Provokasyon emri İmralı'dan
Abone olTeröristbaşı, unutulmamak için her şeyi yapmaya hazır. Türkiye'yi geren kışkırtma eylemleri, İmralı'da yatmakta olan terör örgütü elebaşı tarafından yönlendiriliyor.
Kışkırtmanın hedefi, Türkiye'deki olumlu gidişi baltalamak. Türkiye, özellikle sivil toplum kuruluşlarıyla bu kışkırtmalara karşı durmak, ancak 'toplumsal çatışma'ya yol vermemek zorunda.
Gemlik'te terör örgütü elebaşı lehine gösteri yapmak üzere önceki gün yola çıkan grupların meydana getirdiği gerginlik, ekonomik ve demokratik reformların Türkiye'ye getirdiği olumlu atmosferi etkilemeye yönelik.
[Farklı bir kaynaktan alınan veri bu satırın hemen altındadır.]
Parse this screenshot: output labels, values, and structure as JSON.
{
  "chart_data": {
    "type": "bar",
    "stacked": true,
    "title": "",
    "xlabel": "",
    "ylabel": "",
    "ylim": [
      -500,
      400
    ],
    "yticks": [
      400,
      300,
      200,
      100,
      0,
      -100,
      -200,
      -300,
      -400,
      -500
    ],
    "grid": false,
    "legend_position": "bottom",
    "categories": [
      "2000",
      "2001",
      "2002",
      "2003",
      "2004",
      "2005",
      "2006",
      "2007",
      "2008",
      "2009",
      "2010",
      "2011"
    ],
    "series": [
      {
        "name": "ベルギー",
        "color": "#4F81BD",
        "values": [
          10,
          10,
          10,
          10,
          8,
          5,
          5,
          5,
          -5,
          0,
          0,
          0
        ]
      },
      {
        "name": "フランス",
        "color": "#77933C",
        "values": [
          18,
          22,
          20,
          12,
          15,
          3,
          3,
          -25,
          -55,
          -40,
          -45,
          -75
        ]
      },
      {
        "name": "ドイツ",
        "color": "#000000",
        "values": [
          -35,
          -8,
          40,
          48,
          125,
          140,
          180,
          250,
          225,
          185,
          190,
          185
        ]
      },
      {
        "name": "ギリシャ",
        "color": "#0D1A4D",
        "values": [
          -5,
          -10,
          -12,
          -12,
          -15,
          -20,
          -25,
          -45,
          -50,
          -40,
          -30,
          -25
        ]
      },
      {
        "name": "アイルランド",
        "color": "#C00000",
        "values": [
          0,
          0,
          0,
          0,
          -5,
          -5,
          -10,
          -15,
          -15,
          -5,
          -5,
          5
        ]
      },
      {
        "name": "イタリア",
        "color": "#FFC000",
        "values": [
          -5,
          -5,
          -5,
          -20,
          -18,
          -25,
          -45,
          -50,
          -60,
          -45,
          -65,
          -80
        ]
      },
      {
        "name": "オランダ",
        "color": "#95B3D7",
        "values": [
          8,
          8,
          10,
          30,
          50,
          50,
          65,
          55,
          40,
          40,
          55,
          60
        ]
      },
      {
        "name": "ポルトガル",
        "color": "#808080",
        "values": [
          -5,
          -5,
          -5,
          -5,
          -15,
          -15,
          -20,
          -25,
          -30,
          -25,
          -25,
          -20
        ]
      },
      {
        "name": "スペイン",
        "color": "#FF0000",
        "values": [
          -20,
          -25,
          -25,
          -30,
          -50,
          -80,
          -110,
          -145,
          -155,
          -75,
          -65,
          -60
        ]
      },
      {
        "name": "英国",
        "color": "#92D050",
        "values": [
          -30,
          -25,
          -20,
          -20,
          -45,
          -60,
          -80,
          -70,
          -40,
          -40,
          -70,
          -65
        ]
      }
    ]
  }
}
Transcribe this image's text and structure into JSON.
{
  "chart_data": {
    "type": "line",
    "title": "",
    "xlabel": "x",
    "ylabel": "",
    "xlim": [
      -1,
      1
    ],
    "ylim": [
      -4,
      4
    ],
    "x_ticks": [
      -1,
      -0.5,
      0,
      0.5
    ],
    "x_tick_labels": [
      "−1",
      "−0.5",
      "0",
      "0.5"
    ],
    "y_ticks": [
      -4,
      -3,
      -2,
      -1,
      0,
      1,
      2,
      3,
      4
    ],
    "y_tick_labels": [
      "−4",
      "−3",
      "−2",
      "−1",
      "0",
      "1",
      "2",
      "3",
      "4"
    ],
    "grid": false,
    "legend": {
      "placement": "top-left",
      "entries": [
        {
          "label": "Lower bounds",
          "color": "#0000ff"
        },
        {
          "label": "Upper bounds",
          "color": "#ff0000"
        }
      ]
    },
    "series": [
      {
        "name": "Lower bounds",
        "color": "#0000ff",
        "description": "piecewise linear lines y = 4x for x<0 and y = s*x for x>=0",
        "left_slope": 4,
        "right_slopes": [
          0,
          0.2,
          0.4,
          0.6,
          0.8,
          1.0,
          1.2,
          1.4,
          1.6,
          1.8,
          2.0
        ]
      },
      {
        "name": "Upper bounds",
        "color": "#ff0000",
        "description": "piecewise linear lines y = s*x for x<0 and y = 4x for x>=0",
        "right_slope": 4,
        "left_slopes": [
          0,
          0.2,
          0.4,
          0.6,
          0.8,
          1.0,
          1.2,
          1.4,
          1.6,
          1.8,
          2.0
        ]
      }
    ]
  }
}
Demokratik reformların uygulamaya yansımaya başlaması, ekonominin düzelmesi ve özellikle doğu ve güneydoğu Anadolu bölgesine yönelik teşvik ve yatırımların artması nedeniyle hızla taban kaybeden bölücü örgüt, şimdi Türkiye'yi yeni bir gerginliğe çekmeye çalışıyor. Olaylar da, İmralı'da yatan teröristbaşı Abdullah Öcalan ve Kuzey Irak'taki Kandil dağında yuvalanan terör örgütü PKK Kongra/Gel'in elebaşlarınca organize ediliyor.
Posterlerle kışkırtıyorlar
Önceki gün, terör örgütü elebaşının sözde "tecrit"ten çıkarılması için miting yapmak üzere Gemlik'e doğru yola çıkan gruplara gösteri izni verilmedi. Ancak polisin de bu grupların konvoylarına müdahale etmediği, sadece yol güzergahında güvenlik önlemleri aldığı gözlendi. Buna rağmen bu grupların İstanbul'da yol kesme eylemleri ve polisi taş yağmuruna tutmaları ile terör örgütü elebaşının posterlerini taşıyan gösteriler yaptı.
Apo gündemde kalmak istiyor
Atılan sloganlar, taşınan pankartlar ve daha önce çeşitli kaynaklardan yapılan açıklamalar, olayların, terör örgütü elebaşı Öcalan tarafından yönlendirildiğini ortaya koyuyor. Türkiye'nin demokratik bir refah toplumuna doğru attığı adımların güçlenmesiyle eski taraftar kitlesini kaybetmek ve unutulmaktan korkan terör örgütü elebaşı, bu tür eylemlerin fikrini veriyor. Öcalan'ın, kendini unutturmamak için her türlü yöntemi kullanabileceği belirtiliyor. Eylemlerin etkili olmasi için daha çok kadın ve çocukların katılımına özen gösterildiği de dikkati çekiyor.
Tepkinin ölçüsü önemli
Eylemci grupların, mitinge izin verilmemesinin ardından geri dönüşleri sırasında bazı yerleşim yerlerinde vatandaşların tepkisiyle karşılaşmaları da bir başka endişeyi doğuruyor. Bu tepkiler sırasında güvenlik güçlerinin hassas tavrı, hem eylemcilerin ciddi zarar görmelerini hem de tepki gösteren vatandaşların amacını aşan güç kullanmalarını bir ölçüde engelledi. Ancak Türkiye, bir yandan, attığı dev demokratikleşme adımlarının, terör örgütü elebaşının provokasyonlarıyla baltalanmasını engellemek, diğer yandan da bu provokasyonların Türkiye'deki toplumsal ve ekonomik dengeleri bozmasına izin vermemek durumunda. Çünkü olayları yönlendirenler, vatandaşlardan gelebilecek aşırı tepkileri de hesaplamış ve bu tepkilerin "toplumsal çatışma" ortamı doğurmasını umarak bekliyorlar. Hedef, kendilerine karşı hareketleri kışkırtarak, dünyanın gözünde Türkiye'yi farklı göstermek.
STK'lara sorumluluk düşüyor
Terör örgütünün yeni elebaşları ve eski elebaşı, tabanını kaybetme korkusuyla harekete geçmeye çalışıyor. Kendilerine destek veren ülkelerin artık teröre prim vermemesi nedeniyle eylemlerini bu tür gruplar üzerinden provokasyon yapma yolunu tercih ediyor. Bu şekilde Türkiye'deki demokratik, politik ve ekonomik ortamı baltalamayı hedefliyorlar. Türkiye, terörist yandaşı eylemlere karşı dururken, gösterilen tepkilerin de terör örgütü elebaşlarının hedeflerine çanak tutmamasına dikkat etmeli.